Angel looked at the girl on his encyclopedias. Her smile was warm and tolerant, but not ignorant. Her words gave him an unusual sense of peace. He went to his closet and pulled out a brown paper bag full of white feathers. Dropping it at her feet he said, "Maybe you can be my new wings."



"You can't love anyone until you learn to love yourself,"' she said sincerely, almost sadly. Because she wanted to love this Angel boy, with his hot cocoa, basketball, churches and guitars, but how could she? Frogs never turn into princes, and princes almost always turn into frogs.



At his door, he hugged her and whispered, "What's your name?"



Pulling him away she said, "You have to learn to be your own wings," and left.



Two years later there was a song on the radio about a girl who could dance in churches and play basketball with the boys. Angel traveled the world with that song, and others like it on his album, as he gained popularity. And while signing glossy photos during an appearance in a small record store back in his favorite city, he saw her. Now more like a woman than a girl, she waited in line with everyone else. He had her pulled to the front, where she dropped a CD booklet in front of him, leaned forward and whispered close to his ear so her lips brushed against his skin, "Make it out to Jackie."

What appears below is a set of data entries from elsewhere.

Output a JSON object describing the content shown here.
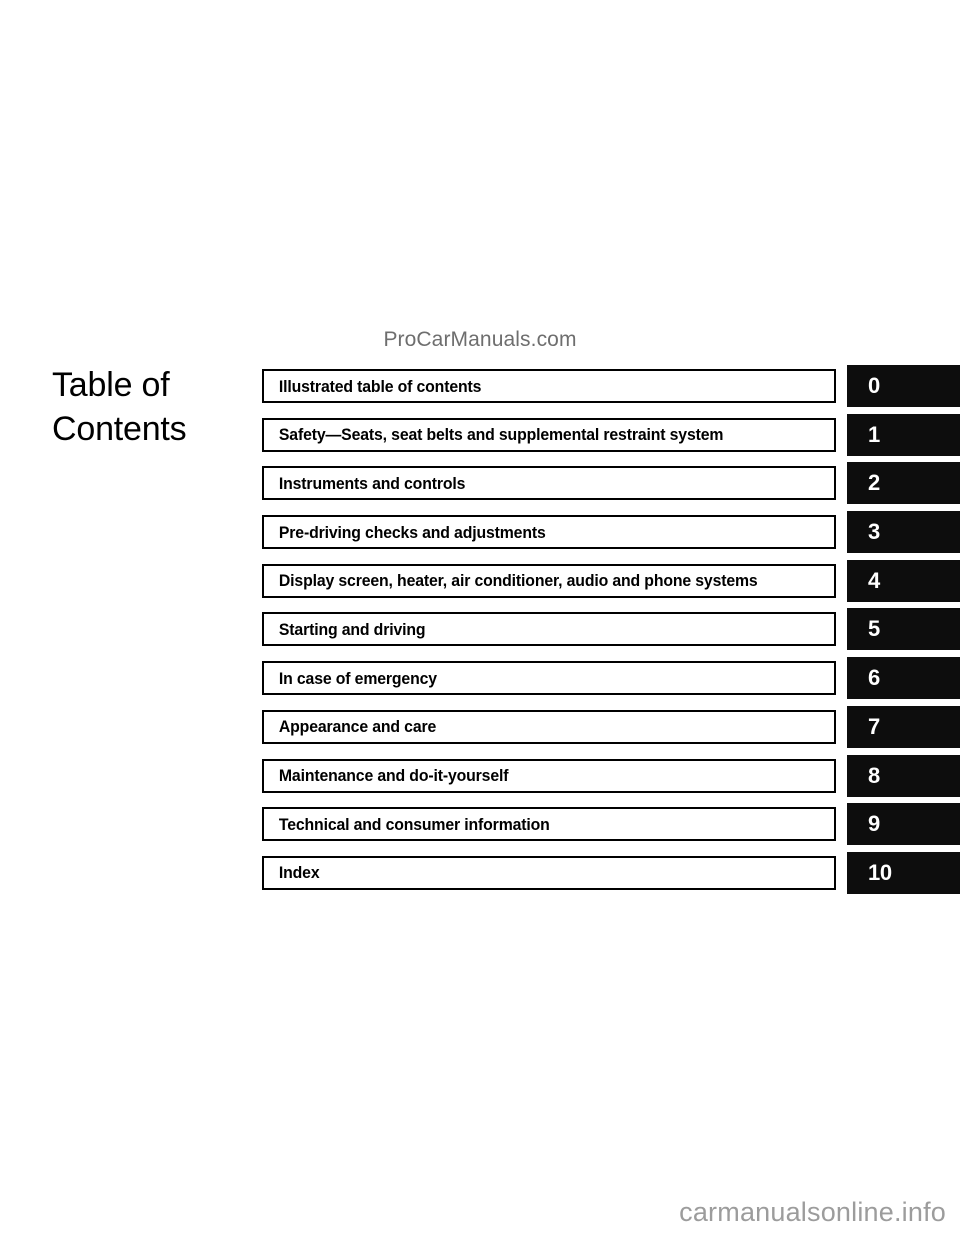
{
  "page": {
    "title_lines": [
      "Table of",
      "Contents"
    ],
    "watermark_top": "ProCarManuals.com",
    "watermark_bottom": "carmanualsonline.info",
    "colors": {
      "tab_background": "#0d0d0d",
      "tab_text": "#ffffff",
      "box_border": "#000000",
      "body_text": "#000000",
      "watermark_top_color": "#6e6e6e",
      "watermark_bottom_color": "#9c9c9c",
      "page_background": "#ffffff"
    }
  },
  "toc": {
    "rows": [
      {
        "label": "Illustrated table of contents",
        "number": "0"
      },
      {
        "label": "Safety—Seats, seat belts and supplemental restraint system",
        "number": "1"
      },
      {
        "label": "Instruments and controls",
        "number": "2"
      },
      {
        "label": "Pre-driving checks and adjustments",
        "number": "3"
      },
      {
        "label": "Display screen, heater, air conditioner, audio and phone systems",
        "number": "4"
      },
      {
        "label": "Starting and driving",
        "number": "5"
      },
      {
        "label": "In case of emergency",
        "number": "6"
      },
      {
        "label": "Appearance and care",
        "number": "7"
      },
      {
        "label": "Maintenance and do-it-yourself",
        "number": "8"
      },
      {
        "label": "Technical and consumer information",
        "number": "9"
      },
      {
        "label": "Index",
        "number": "10"
      }
    ]
  }
}
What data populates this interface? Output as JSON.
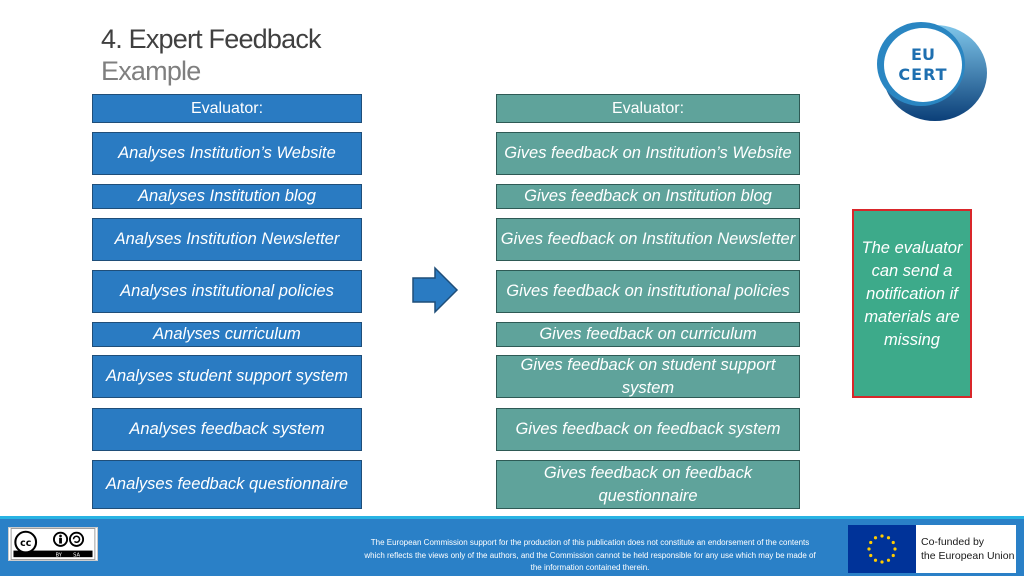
{
  "header": {
    "title": "4. Expert Feedback",
    "subtitle": "Example"
  },
  "logo": {
    "line1": "EU",
    "line2": "CERT"
  },
  "left_column": {
    "header": "Evaluator:",
    "items": [
      "Analyses Institution’s Website",
      "Analyses Institution blog",
      "Analyses Institution Newsletter",
      "Analyses institutional policies",
      "Analyses curriculum",
      "Analyses student support system",
      "Analyses feedback system",
      "Analyses feedback questionnaire"
    ]
  },
  "right_column": {
    "header": "Evaluator:",
    "items": [
      "Gives feedback on Institution’s Website",
      "Gives feedback on Institution blog",
      "Gives feedback on Institution Newsletter",
      "Gives feedback on institutional policies",
      "Gives feedback on curriculum",
      "Gives feedback on student support system",
      "Gives feedback on feedback system",
      "Gives feedback on feedback questionnaire"
    ]
  },
  "arrow_icon": "right-arrow-icon",
  "note": "The evaluator can send a notification if materials are missing",
  "footer": {
    "license": {
      "by": "BY",
      "sa": "SA"
    },
    "disclaimer": "The European Commission support for the production of this publication does not constitute an endorsement of the contents which reflects the views only of the authors, and the Commission cannot be held responsible for any use which may be made of the information contained therein.",
    "eu_funding": {
      "line1": "Co-funded by",
      "line2": "the European Union"
    }
  },
  "colors": {
    "left_box": "#2a7bc2",
    "right_box": "#5fa39b",
    "note_box": "#3daa8a",
    "note_border": "#d9262a",
    "footer": "#2a80c7"
  }
}
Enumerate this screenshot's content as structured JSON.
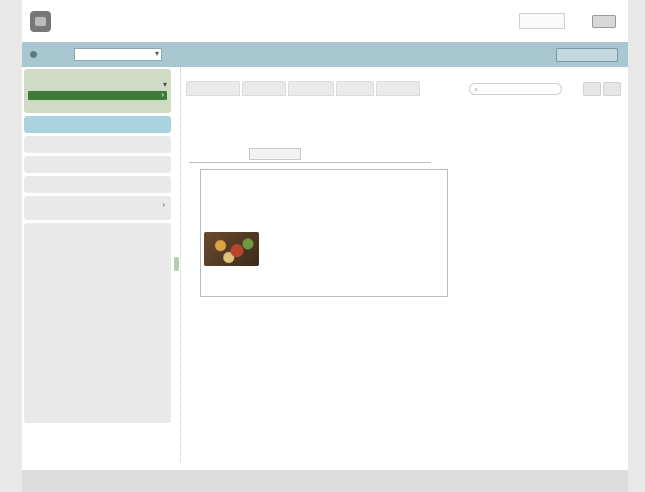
{
  "header": {
    "brand": "",
    "col1": [
      "",
      ""
    ],
    "col2": [
      "",
      ""
    ],
    "col3": [
      "",
      ""
    ],
    "button": ""
  },
  "toolbar": {
    "select": "",
    "right_button": ""
  },
  "sidebar": {
    "group": {
      "head": "",
      "sub": "",
      "active": "",
      "third": ""
    },
    "items": [
      "",
      "",
      "",
      "",
      ""
    ],
    "last": {
      "label": "",
      "sub": ""
    }
  },
  "main": {
    "tabs": [
      "",
      "",
      "",
      "",
      ""
    ],
    "search": "",
    "nav": [
      "",
      ""
    ],
    "view_title": "",
    "view_links": "",
    "pager": "",
    "filter_label": "",
    "filter_value": "",
    "card": {
      "title": "",
      "subtitle": "",
      "facts": [
        "",
        "",
        "",
        "",
        "",
        "",
        "",
        "",
        ""
      ],
      "footer": ""
    }
  },
  "footer": {
    "left": "",
    "right": ""
  }
}
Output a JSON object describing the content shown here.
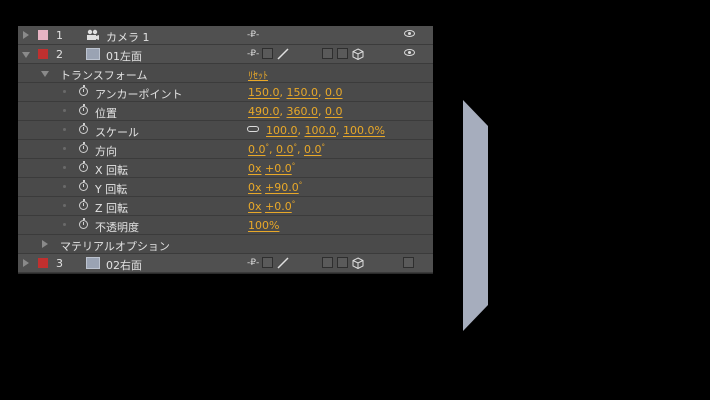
{
  "layers": [
    {
      "num": "1",
      "name": "カメラ 1",
      "label_color": "#e8b4c4"
    },
    {
      "num": "2",
      "name": "01左面",
      "label_color": "#c0302f"
    },
    {
      "num": "3",
      "name": "02右面",
      "label_color": "#c0302f"
    }
  ],
  "transform": {
    "group_label": "トランスフォーム",
    "reset_label": "ﾘｾｯﾄ",
    "anchor": {
      "label": "アンカーポイント",
      "x": "150.0",
      "y": "150.0",
      "z": "0.0"
    },
    "position": {
      "label": "位置",
      "x": "490.0",
      "y": "360.0",
      "z": "0.0"
    },
    "scale": {
      "label": "スケール",
      "x": "100.0",
      "y": "100.0",
      "z": "100.0%"
    },
    "orientation": {
      "label": "方向",
      "x": "0.0",
      "y": "0.0",
      "z": "0.0"
    },
    "xrot": {
      "label": "X 回転",
      "turns": "0x",
      "deg": "+0.0"
    },
    "yrot": {
      "label": "Y 回転",
      "turns": "0x",
      "deg": "+90.0"
    },
    "zrot": {
      "label": "Z 回転",
      "turns": "0x",
      "deg": "+0.0"
    },
    "opacity": {
      "label": "不透明度",
      "value": "100%"
    }
  },
  "material": {
    "label": "マテリアルオプション"
  },
  "sep": {
    "comma": ", "
  },
  "colors": {
    "accent": "#e8a829",
    "panel": "#4a4a4a",
    "shape": "#a6adbd"
  }
}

"Jackie," he repeated, trying it out on his tongue. He told the manager he was taking a break and pulled her into a backroom.



"I told you," she teased, but he just stared at his feet.



"I don't have my wings back," he confessed, removing his shirt and showing her the scars. She touched them gently, as though they might still hurt, and kissed his shoulders.


"You have your wings, they are here now," she explained, touching his chest where his heart pumped, where the songs first lived, where she would rest her head that night as she fell asleep.